С каждым днем состояние ухудшалось. Его перевели из каземата Петропавловской крепости в только что построенный по новейшим правилам тюремной архитектуры Дом предварительного заключения. Здесь условия были, получше. Перестукиваться с другими заключенными можно было целыми днями. Одному своему молодому соседу Кропоткин «простучал» за неделю всю историю Парижской Коммуны. Но здоровье продолжало ухудшаться. После ледяного каземата крепости он оказался в тесной и душной камере, где о семиверстных «походах» уже не могло быть речи. Кровоточили десны, выпадали зубы, желудок отказывался переваривать пищу, хоть и получено было разрешение на доставку еды из дома. Силы быстро оставляли его.

 

О великом оледенении.

 

Только работа в какой-то мере поддерживала его. Постоянная мысль о том, что необходимо закончить труд, который никто, кроме него, в России не сделает. На первой странице черными чернилами выведено: «Исследования о ледниковом периоде».

Литературы о льдах накопилось уже немало, но современному исследователю требовалось отрешиться от устаревших, недосказанных, а зачастую и явно нелепых представлений. Кропоткин решил провести тщательный анализ научных заблуждений, и это его серьезный вклад в тогда еще не существовавшую «науку о науке», которая теперь известна как «науковедение». Как случилось, спрашивает он, что «догадка, не основанная на фактах, противоречившая десяткам сделанных уже наблюдений, была принята на веру?» И отвечает: «Причина - косность мышления, нежелание отказаться от привычного…»

А между тем еще в 20-х годах швейцарцы Игнац Венец и Жан Шерпантье утверждали, что в Альпах и Скандинавии ледники в прошлом распространялись значительно шире. Эта гипотеза была сразу же объявлена странной, сумасбродной. На время шло, появлялись новые ее сторонники, непризнанные до поры - Агассис, Чемберс, Гюйо. Уже нельзя было не считаться с большой массой фактов, добытых ими.
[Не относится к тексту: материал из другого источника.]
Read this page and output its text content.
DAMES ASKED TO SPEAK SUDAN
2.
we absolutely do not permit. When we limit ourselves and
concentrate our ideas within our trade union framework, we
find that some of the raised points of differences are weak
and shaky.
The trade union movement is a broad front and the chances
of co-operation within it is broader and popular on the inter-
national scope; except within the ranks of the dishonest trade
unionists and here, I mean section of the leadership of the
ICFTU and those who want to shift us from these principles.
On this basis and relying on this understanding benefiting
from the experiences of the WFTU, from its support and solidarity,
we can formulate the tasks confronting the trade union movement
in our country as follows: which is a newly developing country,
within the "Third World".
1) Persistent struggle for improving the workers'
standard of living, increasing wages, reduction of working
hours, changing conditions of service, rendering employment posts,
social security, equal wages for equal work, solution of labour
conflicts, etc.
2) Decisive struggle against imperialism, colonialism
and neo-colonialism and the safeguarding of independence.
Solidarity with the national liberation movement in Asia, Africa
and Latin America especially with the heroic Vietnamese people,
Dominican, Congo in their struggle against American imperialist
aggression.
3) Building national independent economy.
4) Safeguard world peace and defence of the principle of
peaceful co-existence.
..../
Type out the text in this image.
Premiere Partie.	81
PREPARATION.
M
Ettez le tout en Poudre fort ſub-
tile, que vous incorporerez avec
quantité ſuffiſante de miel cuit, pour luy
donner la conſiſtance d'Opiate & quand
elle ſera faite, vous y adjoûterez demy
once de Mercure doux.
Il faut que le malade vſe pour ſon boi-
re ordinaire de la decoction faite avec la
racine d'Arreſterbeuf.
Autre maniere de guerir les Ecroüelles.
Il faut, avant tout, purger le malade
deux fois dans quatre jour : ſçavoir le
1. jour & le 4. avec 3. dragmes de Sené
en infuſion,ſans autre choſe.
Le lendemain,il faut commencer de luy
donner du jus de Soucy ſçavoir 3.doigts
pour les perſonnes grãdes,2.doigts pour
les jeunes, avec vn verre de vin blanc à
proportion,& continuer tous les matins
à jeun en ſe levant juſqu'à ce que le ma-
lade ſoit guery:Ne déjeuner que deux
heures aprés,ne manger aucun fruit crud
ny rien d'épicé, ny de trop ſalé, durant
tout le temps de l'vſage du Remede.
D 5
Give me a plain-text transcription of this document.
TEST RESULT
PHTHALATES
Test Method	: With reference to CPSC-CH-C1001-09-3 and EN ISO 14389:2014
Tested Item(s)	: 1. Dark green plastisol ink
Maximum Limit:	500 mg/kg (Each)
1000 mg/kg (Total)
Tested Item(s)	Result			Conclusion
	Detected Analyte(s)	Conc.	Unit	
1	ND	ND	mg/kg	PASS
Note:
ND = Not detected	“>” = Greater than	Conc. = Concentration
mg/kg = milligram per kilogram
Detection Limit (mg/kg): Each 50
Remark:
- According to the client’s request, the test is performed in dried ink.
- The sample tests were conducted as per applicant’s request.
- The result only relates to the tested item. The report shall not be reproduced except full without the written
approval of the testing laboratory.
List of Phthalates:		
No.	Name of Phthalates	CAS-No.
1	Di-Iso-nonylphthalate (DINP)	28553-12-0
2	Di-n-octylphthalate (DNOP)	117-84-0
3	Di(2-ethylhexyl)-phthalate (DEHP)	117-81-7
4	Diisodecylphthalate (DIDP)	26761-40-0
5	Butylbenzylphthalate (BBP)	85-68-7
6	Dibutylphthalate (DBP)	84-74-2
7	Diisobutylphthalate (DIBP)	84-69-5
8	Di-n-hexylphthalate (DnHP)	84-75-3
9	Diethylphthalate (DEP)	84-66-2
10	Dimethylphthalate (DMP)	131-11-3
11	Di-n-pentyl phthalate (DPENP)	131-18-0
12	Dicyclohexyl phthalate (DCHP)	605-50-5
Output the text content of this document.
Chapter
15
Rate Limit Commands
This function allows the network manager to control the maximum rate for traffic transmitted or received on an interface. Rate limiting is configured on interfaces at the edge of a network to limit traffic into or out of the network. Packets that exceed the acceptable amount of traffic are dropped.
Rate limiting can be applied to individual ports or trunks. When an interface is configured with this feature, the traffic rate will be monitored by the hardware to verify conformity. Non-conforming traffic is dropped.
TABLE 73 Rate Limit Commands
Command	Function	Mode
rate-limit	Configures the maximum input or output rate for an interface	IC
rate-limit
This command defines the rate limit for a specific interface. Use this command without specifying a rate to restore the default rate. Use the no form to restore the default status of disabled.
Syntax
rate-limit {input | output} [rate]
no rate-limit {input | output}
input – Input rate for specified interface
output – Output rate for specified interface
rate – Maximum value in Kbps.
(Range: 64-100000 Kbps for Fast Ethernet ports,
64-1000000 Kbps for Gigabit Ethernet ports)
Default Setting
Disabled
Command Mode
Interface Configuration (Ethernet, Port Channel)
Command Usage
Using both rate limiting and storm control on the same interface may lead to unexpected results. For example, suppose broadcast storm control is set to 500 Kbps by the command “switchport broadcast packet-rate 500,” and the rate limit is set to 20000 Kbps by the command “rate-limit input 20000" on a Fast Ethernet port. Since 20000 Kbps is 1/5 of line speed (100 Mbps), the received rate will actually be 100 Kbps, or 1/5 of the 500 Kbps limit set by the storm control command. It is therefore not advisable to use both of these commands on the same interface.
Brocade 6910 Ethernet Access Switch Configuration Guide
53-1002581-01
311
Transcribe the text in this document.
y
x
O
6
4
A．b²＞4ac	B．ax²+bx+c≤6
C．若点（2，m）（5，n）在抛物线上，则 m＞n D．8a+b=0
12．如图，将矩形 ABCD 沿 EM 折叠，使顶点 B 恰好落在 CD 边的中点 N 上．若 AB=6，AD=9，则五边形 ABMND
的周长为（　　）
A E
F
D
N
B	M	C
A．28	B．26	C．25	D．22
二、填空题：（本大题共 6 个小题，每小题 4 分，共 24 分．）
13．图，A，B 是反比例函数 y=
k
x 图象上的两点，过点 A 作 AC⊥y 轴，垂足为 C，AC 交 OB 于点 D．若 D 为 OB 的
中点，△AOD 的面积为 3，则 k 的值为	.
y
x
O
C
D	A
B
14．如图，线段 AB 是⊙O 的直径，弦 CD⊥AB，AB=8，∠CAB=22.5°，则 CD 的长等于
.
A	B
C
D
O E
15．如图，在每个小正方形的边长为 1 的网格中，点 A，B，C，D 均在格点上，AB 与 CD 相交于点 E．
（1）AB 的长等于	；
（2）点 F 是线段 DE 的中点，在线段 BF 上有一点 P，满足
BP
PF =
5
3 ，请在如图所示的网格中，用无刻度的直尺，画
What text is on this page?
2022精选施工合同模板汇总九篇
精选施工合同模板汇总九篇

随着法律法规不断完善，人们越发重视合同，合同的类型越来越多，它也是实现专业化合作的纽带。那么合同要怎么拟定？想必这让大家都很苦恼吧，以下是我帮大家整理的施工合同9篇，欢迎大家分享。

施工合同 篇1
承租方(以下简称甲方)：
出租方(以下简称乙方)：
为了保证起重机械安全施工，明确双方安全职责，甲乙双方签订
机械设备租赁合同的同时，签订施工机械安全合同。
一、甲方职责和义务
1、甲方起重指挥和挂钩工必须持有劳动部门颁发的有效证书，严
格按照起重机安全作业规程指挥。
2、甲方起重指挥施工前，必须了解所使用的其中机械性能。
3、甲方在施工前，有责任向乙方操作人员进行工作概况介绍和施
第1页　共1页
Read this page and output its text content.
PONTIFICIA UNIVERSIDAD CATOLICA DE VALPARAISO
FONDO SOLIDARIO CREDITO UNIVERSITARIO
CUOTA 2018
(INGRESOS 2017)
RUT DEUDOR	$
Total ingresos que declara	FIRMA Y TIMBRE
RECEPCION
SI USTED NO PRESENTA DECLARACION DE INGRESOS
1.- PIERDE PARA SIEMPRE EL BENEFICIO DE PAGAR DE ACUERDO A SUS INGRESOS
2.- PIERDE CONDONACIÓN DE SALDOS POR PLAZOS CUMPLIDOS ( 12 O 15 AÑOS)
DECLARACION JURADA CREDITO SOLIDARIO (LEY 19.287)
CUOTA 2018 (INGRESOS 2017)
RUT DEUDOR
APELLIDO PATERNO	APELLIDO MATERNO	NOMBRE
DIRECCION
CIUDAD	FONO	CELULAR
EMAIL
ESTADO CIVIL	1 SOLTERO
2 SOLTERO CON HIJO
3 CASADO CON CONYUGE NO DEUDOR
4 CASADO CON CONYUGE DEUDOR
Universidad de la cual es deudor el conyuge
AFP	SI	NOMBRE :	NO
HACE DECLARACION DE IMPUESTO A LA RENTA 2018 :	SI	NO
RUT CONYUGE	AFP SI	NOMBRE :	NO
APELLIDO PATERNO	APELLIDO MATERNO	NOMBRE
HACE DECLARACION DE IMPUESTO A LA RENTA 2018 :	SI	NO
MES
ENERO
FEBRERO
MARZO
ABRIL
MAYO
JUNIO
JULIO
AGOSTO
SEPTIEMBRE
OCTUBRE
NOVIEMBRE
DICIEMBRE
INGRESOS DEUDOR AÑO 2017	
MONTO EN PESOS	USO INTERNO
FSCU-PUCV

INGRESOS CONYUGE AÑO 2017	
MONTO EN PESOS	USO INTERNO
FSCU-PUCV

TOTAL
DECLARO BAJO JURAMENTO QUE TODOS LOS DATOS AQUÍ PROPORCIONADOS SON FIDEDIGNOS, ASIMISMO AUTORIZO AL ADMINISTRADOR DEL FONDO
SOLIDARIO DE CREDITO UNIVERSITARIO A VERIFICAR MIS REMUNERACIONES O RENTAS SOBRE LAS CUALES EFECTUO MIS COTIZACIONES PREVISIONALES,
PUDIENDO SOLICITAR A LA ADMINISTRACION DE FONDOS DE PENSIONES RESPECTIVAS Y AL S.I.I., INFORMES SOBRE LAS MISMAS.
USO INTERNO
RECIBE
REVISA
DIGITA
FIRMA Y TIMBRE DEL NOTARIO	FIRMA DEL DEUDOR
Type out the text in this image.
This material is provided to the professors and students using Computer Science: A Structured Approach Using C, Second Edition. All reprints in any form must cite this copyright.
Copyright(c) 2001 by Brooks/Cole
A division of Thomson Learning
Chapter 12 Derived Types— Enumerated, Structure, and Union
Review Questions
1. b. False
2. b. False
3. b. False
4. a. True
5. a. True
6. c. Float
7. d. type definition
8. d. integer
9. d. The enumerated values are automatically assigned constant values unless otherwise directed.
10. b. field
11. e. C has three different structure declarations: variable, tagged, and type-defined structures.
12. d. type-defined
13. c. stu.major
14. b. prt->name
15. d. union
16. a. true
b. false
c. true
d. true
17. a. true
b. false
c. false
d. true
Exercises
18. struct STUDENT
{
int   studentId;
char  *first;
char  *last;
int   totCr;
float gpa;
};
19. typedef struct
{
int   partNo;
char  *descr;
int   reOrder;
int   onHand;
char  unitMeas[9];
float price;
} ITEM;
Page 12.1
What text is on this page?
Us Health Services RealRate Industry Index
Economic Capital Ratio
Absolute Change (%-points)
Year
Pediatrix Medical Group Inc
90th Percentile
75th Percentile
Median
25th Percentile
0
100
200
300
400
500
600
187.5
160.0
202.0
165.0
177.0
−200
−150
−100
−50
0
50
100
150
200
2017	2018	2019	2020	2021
Вера в гипотезу плавающих льдин была расшатана трудами целой фаланги талантливых и смелых физико-географов и геологов, но даже Лайелю потребовалось семнадцать лет для того, чтобы поколебаться в своей вере! А вообще ледниковой гипотезе пришлось ждать своего триумфа около сорока лет.

В Предисловии обоснована авторская методика исследований.

«Как ни ценны сами по себе многие факты, приводящиеся в геологических монографиях в подтверждение ледниковой гипотезы, но, взятые единично, они утрачивают бо“льшую часть своей доказательности… Десятки мелких особенностей, не важные сами по себе, но постоянно встречаемые совместно, связанные между собою общей причинною связью… взаимно поддерживают друг друга и, сообща, составляют уже такую тесно переплетающуюся сеть, что ни одна ее петля не может быть порвана, не нарушая целости остальных».